El día en que Camilo José Cela ganó el Premio Nobel de Literatura era un incrédulo jueves de octubre. Este país de enterados se quedó pasmado con la noticia: el Nobel es para Cela. Los periódicos habían dejado la especulación en el cesto de los papeles, y pocos reflejaron la posibilidad más allá de la zona en que se reflejan los asistentes a las bodas, como dice el propio Cela. Nadie daba un ochavo por la probabilidad de que fuera verdad el pronóstico, y algún diario, de los que ahora tienen a Cela como hijo adoptivo, situó la probabilidad española más allá de la oscuridad de un horizonte que jamás fue sueco. Así que podía ser cualquiera: Greene, un hindú, Ana María Matute, Sciascia, un chino, o nadie, pero por Cela no se apostaba: este año no les sonaba que la cosa fuera gallega.Así que cuando se confirmó que era Nobel el autor de La familia de Pascual Duarte se manifestó por encima de las cabezas de los españoles despectivos la necesidad de creer en la evidencia: era verdad, Cela era el Nobel. La convicción de que tenía que haber sido así desbordó todas las previsiones y surgieron en el mercado de los que se apuntan al caballo ganador compañeros insólitos de un viaje para el que quien ganó el premio tampoco necesitaba excesivos compañeros. Su literatura viaja sola, está desde hace años en las mesas de noche de todos los idiomas y no precisa de otras adhesiones que las de la biografía literaria. El resto era silencio o, al menos, demandaba el respeto que merece cualquiera que hubiera llevado a cabo una obra bien hecha. Y se acabó.

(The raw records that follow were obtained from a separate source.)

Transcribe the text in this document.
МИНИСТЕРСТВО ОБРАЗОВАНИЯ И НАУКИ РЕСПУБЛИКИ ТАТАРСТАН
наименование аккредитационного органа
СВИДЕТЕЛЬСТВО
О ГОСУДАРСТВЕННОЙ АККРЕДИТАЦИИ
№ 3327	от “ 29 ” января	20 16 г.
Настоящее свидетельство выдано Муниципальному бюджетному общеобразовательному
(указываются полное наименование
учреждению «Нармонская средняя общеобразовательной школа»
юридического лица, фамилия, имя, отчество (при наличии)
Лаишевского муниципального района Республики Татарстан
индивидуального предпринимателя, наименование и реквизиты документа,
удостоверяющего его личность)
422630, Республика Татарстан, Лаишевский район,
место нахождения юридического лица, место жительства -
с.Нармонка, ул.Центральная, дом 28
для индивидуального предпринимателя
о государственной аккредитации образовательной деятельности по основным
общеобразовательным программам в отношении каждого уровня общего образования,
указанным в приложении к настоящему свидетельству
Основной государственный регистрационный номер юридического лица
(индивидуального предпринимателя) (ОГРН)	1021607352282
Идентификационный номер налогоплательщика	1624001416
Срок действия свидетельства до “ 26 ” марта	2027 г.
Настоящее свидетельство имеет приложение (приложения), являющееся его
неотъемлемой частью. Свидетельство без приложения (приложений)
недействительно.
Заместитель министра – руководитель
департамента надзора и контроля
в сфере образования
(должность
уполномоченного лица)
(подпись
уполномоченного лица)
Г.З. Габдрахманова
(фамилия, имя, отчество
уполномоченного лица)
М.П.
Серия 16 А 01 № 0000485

Y no sólo era Nobel el Cela tópico, aquel que era obviamente nobelable, el autor de La familia de Pascual Duarte: era también Nobel el autor de Mazurca para dos muertos o Cristo versus Arizona. También era Nobel el escritor que en 1970 le puso música a una imaginación insólita: Oficio de tinieblas 5. Aquel día en que el Cela silenciado y perseguido por quienes creyeron que el de Iria Flavia había acabado de escribir cuando terminó de salir de su pluma la España tremenda de la miseria y de la nada comenzó a surgir en el universo tortuoso de esta España ruidosa un maremoto de celianos de toda la vida que le volvieron a ofrecer lo que antes le negaron: el pan y la sal. Y el agua.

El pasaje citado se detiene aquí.